Valeo and Safran expect self-driving cars on the roads by 2020, but on the way they must navigate stop lights, pedestrians ... and cannons
There may be trouble ahead, but Valeo wants jams to be a source of joy for drivers. In this prototype dashboard display for semi-autonomous vehicles, a summary of the journey appears in the top-right corner. Blue indicates the portion already completed, the exclamation marks in yellow and black bubbles indicate hazards, while stretches with traffic jams are shown not in the usual red but a cheery green. This, the company says, is because the first self-driving cars will be able to take over in slow-moving traffic jams, freeing drivers to do other things, such as listening to music or playing Real Racing 4 on their phone.
It's a parking camera on steroids: Valeo's 360Vue 3D processes images from cameras below the grill, under the wing mirrors and in the tailgate to provide a 360-degree view of obstacles around the car. As a bonus, you can spin the overlaid image of the car around until you get just the view you want of that tight parking space before maneuvering.
Valeo wants to do away with rear-view mirrors: They take up space, can dazzle at night and guzzle fuel. By replacing wing mirrors with flush-mounted cameras, carbon dioxide emissions can be reduced by 1.3 grams per kilometer, the company says -- a fuel saving of over 1 percent. Its Sightstream system will also give vehicle designers greater freedom, as there'll be no need for windows to give a clear view of where the mirrors used to be.
Look, no keys! By replacing existing proprietary wireless keys with ones based on Bluetooth LE, Valeo and Safran are opening the way to entirely keyless cars. This will allow rental companies and car-sharing services to send time-limited keys to their clients' smartphones using an app like this one.
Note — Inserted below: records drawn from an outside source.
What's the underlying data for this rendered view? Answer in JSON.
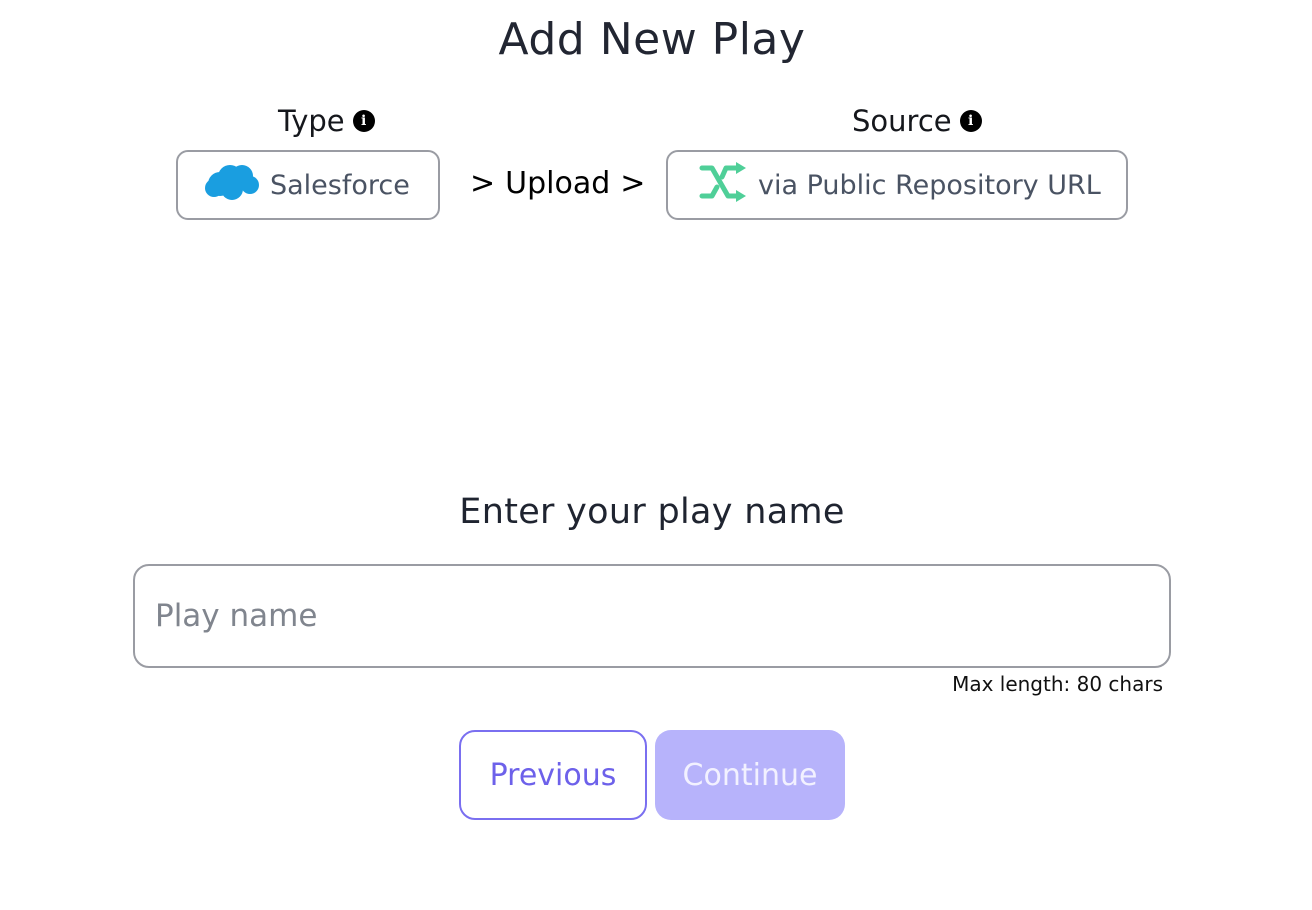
{
  "header": {
    "title": "Add New Play"
  },
  "steps": {
    "type_label": "Type",
    "source_label": "Source",
    "type_value": "Salesforce",
    "type_icon": "salesforce-cloud-icon",
    "upload_label": "Upload",
    "separator": ">",
    "source_value": "via Public Repository URL",
    "source_icon": "git-branch-merge-icon",
    "info_icon": "info-icon"
  },
  "form": {
    "prompt": "Enter your play name",
    "name_placeholder": "Play name",
    "name_value": "",
    "max_length_hint": "Max length: 80 chars"
  },
  "actions": {
    "previous_label": "Previous",
    "continue_label": "Continue"
  },
  "colors": {
    "accent": "#6d61ea",
    "accent_disabled": "#b7b3fb",
    "salesforce_blue": "#1a9ee0",
    "repo_green": "#4fcf98",
    "border": "#9a9ca3"
  }
}
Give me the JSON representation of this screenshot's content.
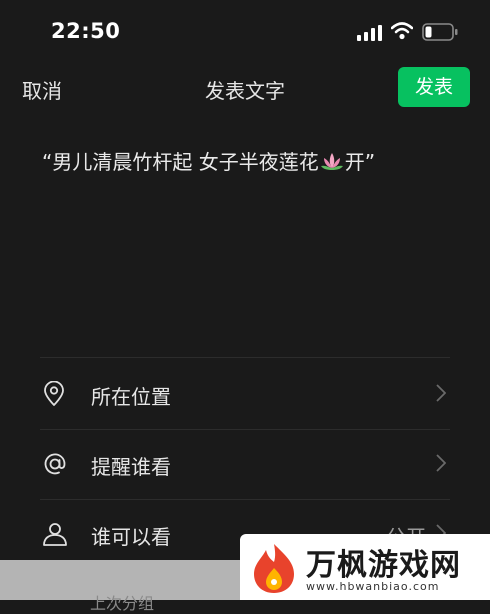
{
  "status_bar": {
    "time": "22:50",
    "icons": [
      "signal-icon",
      "wifi-icon",
      "battery-icon"
    ]
  },
  "nav": {
    "cancel_label": "取消",
    "title": "发表文字",
    "publish_label": "发表"
  },
  "post": {
    "text_before": "“男儿清晨竹杆起 女子半夜莲花",
    "emoji": "lotus-icon",
    "text_after": "开”"
  },
  "menu": {
    "items": [
      {
        "label": "所在位置",
        "icon": "location-pin-icon",
        "value": ""
      },
      {
        "label": "提醒谁看",
        "icon": "at-icon",
        "value": ""
      },
      {
        "label": "谁可以看",
        "icon": "person-icon",
        "value": "公开"
      }
    ]
  },
  "bottom_sheet": {
    "partial_text": "上次分组"
  },
  "watermark": {
    "name": "万枫游戏网",
    "url": "www.hbwanbiao.com"
  },
  "colors": {
    "background": "#1a1a1a",
    "accent": "#07c160",
    "text": "#e6e6e6",
    "secondary_text": "#9a9a9a"
  }
}
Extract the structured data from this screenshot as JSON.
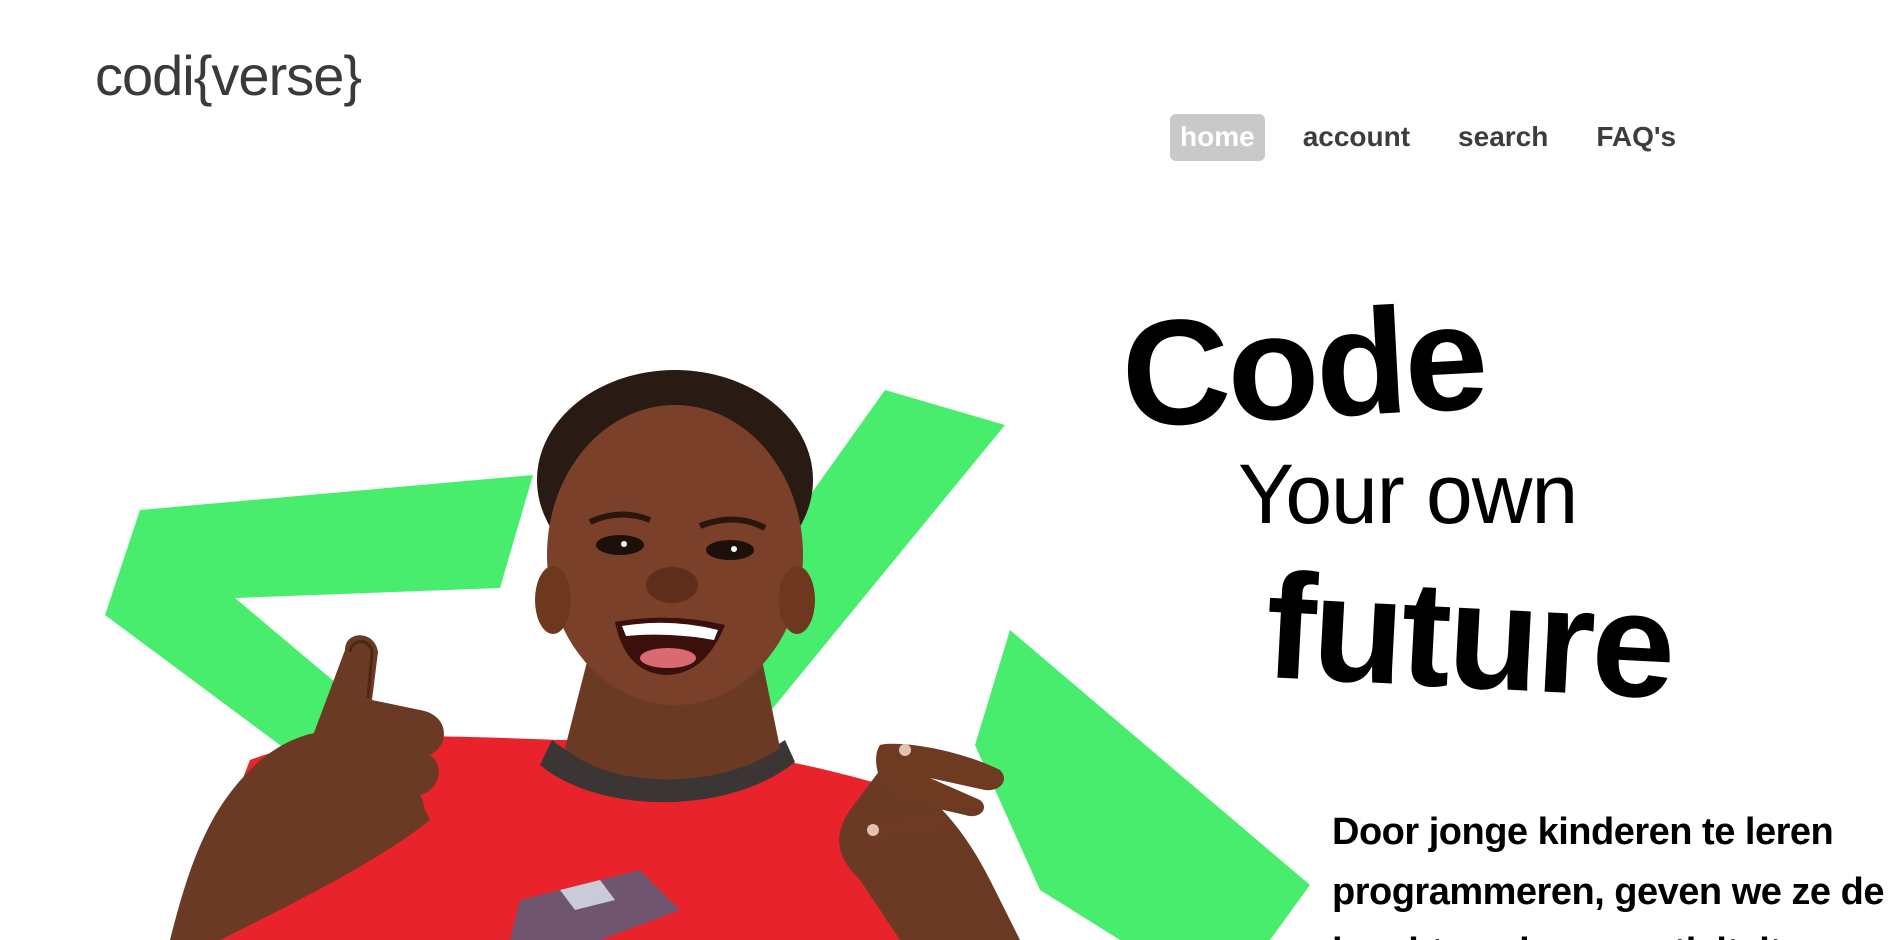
{
  "brand": {
    "logo_text": "codi{verse}"
  },
  "nav": {
    "items": [
      {
        "label": "home",
        "active": true
      },
      {
        "label": "account",
        "active": false
      },
      {
        "label": "search",
        "active": false
      },
      {
        "label": "FAQ's",
        "active": false
      }
    ]
  },
  "hero": {
    "headline_code": "Code",
    "headline_your_own": "Your own",
    "headline_future": "future",
    "intro_text": "Door jonge kinderen te leren programmeren, geven we ze de kracht om hun creativiteit",
    "image_subject": "smiling-child-thumbs-up",
    "accent_color": "#48ed6e",
    "shirt_color": "#e8232b"
  },
  "colors": {
    "background": "#ffffff",
    "text_dark": "#3a3a3a",
    "nav_active_bg": "#c9c9c9"
  }
}
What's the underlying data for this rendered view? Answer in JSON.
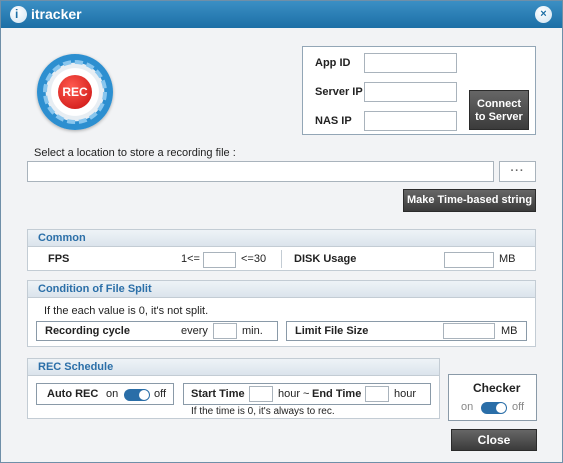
{
  "window": {
    "title": "itracker",
    "app_icon_glyph": "i",
    "close_glyph": "×"
  },
  "rec_button": {
    "label": "REC"
  },
  "connection": {
    "app_id_label": "App ID",
    "server_ip_label": "Server IP",
    "nas_ip_label": "NAS IP",
    "app_id_value": "",
    "server_ip_value": "",
    "nas_ip_value": "",
    "connect_line1": "Connect",
    "connect_line2": "to Server"
  },
  "location": {
    "label": "Select a location to store a recording file :",
    "path_value": "",
    "browse_label": "···",
    "time_string_button": "Make Time-based string"
  },
  "common": {
    "title": "Common",
    "fps_label": "FPS",
    "fps_min": "1<=",
    "fps_max": "<=30",
    "fps_value": "",
    "disk_label": "DISK Usage",
    "disk_unit": "MB",
    "disk_value": ""
  },
  "file_split": {
    "title": "Condition of File Split",
    "note": "If the each value is 0, it's not split.",
    "cycle_label": "Recording cycle",
    "cycle_every": "every",
    "cycle_unit": "min.",
    "cycle_value": "",
    "limit_label": "Limit File Size",
    "limit_unit": "MB",
    "limit_value": ""
  },
  "schedule": {
    "title": "REC Schedule",
    "auto_rec_label": "Auto REC",
    "on_label": "on",
    "off_label": "off",
    "auto_rec_state": "on",
    "start_label": "Start Time",
    "hour1": "hour",
    "tilde": "~",
    "end_label": "End Time",
    "hour2": "hour",
    "note": "If the time is 0, it's always to rec."
  },
  "checker": {
    "title": "Checker",
    "on_label": "on",
    "off_label": "off",
    "state": "on"
  },
  "close_button": "Close"
}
The phone needs an Internet connection to receive the key, but with the InBlue system it can then unlock the car even if it's in a basement garage with no network access.
Future semi-autonomous vehicles will let us know when they're able to take control, allowing us to engage the autopilot from a control on the steering wheel, much as we engage cruise control today.
Look, no hands! That's actually the passenger waving, but the person in the driver's seat of this Volkswagen CC isn't holding on to anything either. It's been fitted out by Safran and Valeo with lidar, radar, all-round cameras and a control system that allows it to navigate autonomously through a simulated urban environment. The companies demonstrated their prototype self-driving vehicle in the grounds of the French National Army Museum in Paris on March 27, 2015.